サウンドバー OEMメーカー(中国)
中国のサウンドバーOEM・プライベートラベル:2.0〜5.1.2 Dolby Atmos、Bluetooth 5.3、クラスDアンプ、MOQ 100台、CE/FCC/RoHS認証。
DSPとアンププラットフォームの選定
大半の中国サウンドバーOEM工場は、2つのアンプトポロジーのいずれかを軸に構築します:クラスD(スイッチング)または クラスAB(リニア)。プライベートラベルサウンドバーの実務的な選択はほぼ常にクラスDであり、その理由を理解することが工場見積もりを比較する際に重要です。
クラスDの効率と熱管理。 クラスDアンプはクラスABの50〜70%に対し85〜92%の効率で動作します。気流の限られた密閉サウンドバー筐体では、この差は決定的です — 120WのクラスD設計は熱としておよそ15〜18Wを散逸しますが、クラスAB相当は50〜60Wを散逸します。その熱差がキャビネットサイズ、パッシブヒートシンク要件、持続再生下の長期信頼性を左右します。タイトなBOMコストで構築する工場はほぼ常にクラスDを指定します。クラスABは、高調波歪み特性(クラスABの柔らかいクリッピング)が意図的な差別化となるオーディオファイル向け製品で市場に残っていますが、典型的なサウンドバー価格帯(出荷40〜150ドル)ではクラスDが合理的な選択です。

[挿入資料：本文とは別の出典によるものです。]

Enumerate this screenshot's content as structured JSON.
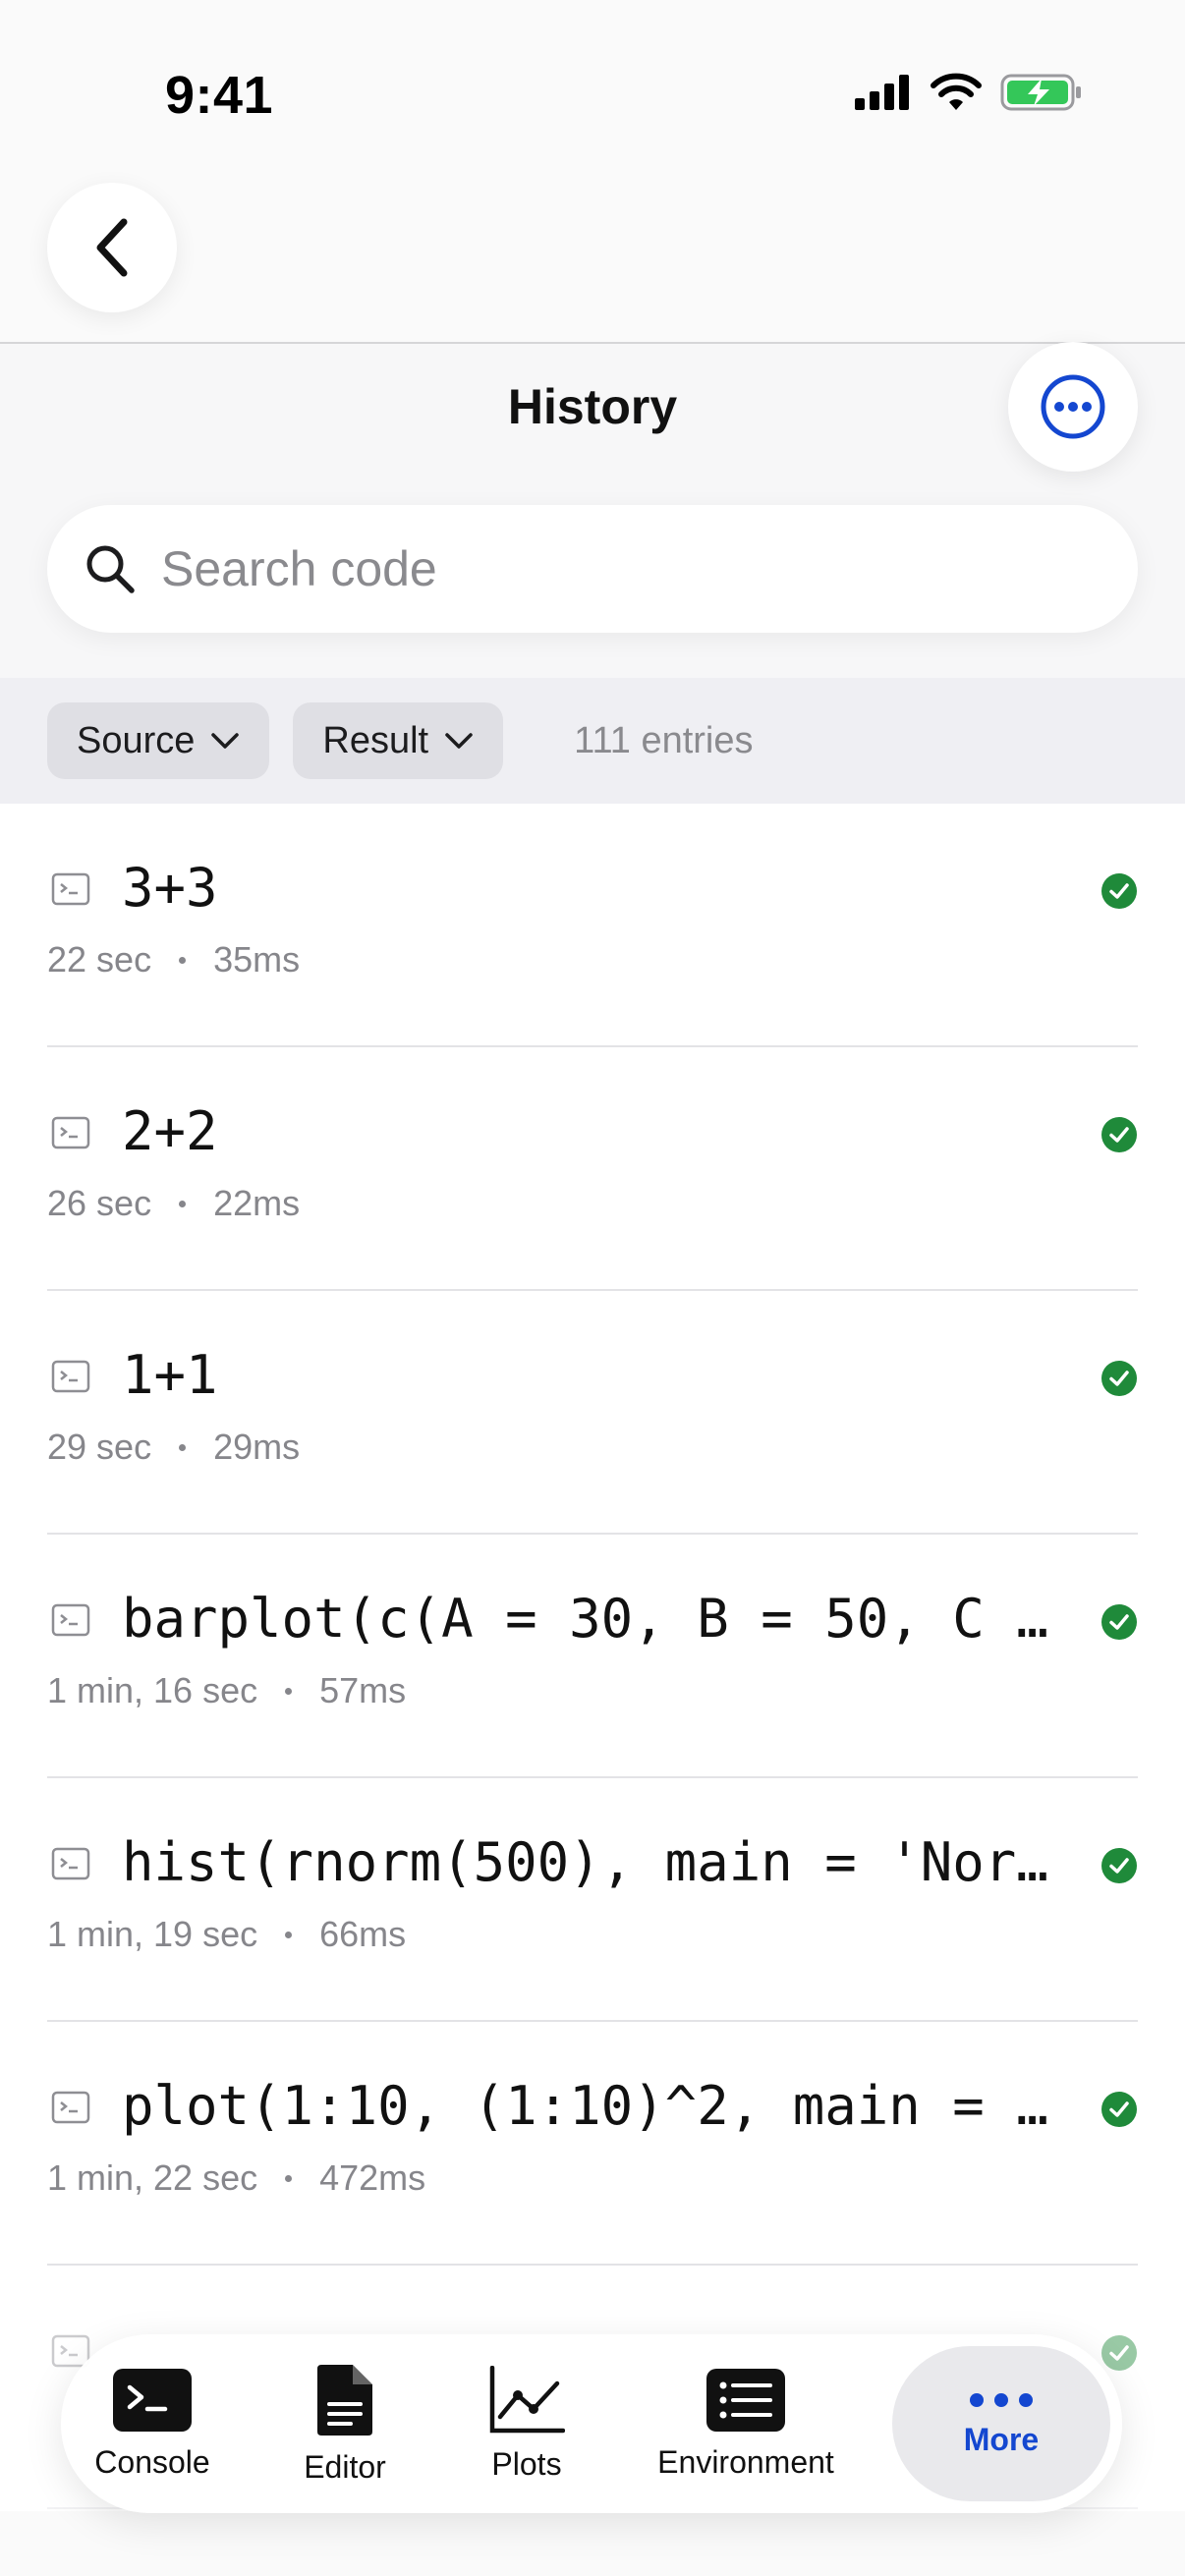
{
  "status_bar": {
    "time": "9:41"
  },
  "header": {
    "title": "History"
  },
  "search": {
    "placeholder": "Search code",
    "value": ""
  },
  "filters": {
    "source_label": "Source",
    "result_label": "Result",
    "entries": "111 entries"
  },
  "history": [
    {
      "code": "3+3",
      "ago": "22 sec",
      "duration": "35ms",
      "status": "success"
    },
    {
      "code": "2+2",
      "ago": "26 sec",
      "duration": "22ms",
      "status": "success"
    },
    {
      "code": "1+1",
      "ago": "29 sec",
      "duration": "29ms",
      "status": "success"
    },
    {
      "code": "barplot(c(A = 30, B = 50, C =…",
      "ago": "1 min, 16 sec",
      "duration": "57ms",
      "status": "success"
    },
    {
      "code": "hist(rnorm(500), main = 'Norm…",
      "ago": "1 min, 19 sec",
      "duration": "66ms",
      "status": "success"
    },
    {
      "code": "plot(1:10, (1:10)^2, main = '…",
      "ago": "1 min, 22 sec",
      "duration": "472ms",
      "status": "success"
    }
  ],
  "tabs": {
    "console": "Console",
    "editor": "Editor",
    "plots": "Plots",
    "environment": "Environment",
    "more": "More"
  },
  "colors": {
    "accent": "#1447d0",
    "success": "#1f8a3a"
  }
}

層別のDSPチップ選択肢。 DSPプラットフォームは、技術的に可能なデコードライセンスと、OEMバイヤーとして利用できるEQ/DSP処理を決定します:
- MediaTek MT8557 — 中〜プレミアム層、Dolby Atmosデコード、DTS:X、HDMI 2.1 eARCに対応。欧州・北米小売を狙う中国工場での3.1および5.1.2構成のリファレンスプラットフォームです。
- Realtek ALCシリーズ(ALC5660、ALC5680) — 2.0および2.1の低価格層で一般的、Dolby Digital / DTSに対応するがAtmosは非対応。工場の習熟度が高く、BOMコストが低く、ファームウェアカスタマイズの選択肢が少ないです。
- 専用Dolby/DTSデコーダーIC — 一部の工場はホストアプリケーションプロセッサと組み合わせた個別デコードIC(例:Cirrus Logic CS495xxシリーズ)を使います。モジュラー性は高いですが部品点数とBOMコストが高く、出荷90ドル未満では稀です。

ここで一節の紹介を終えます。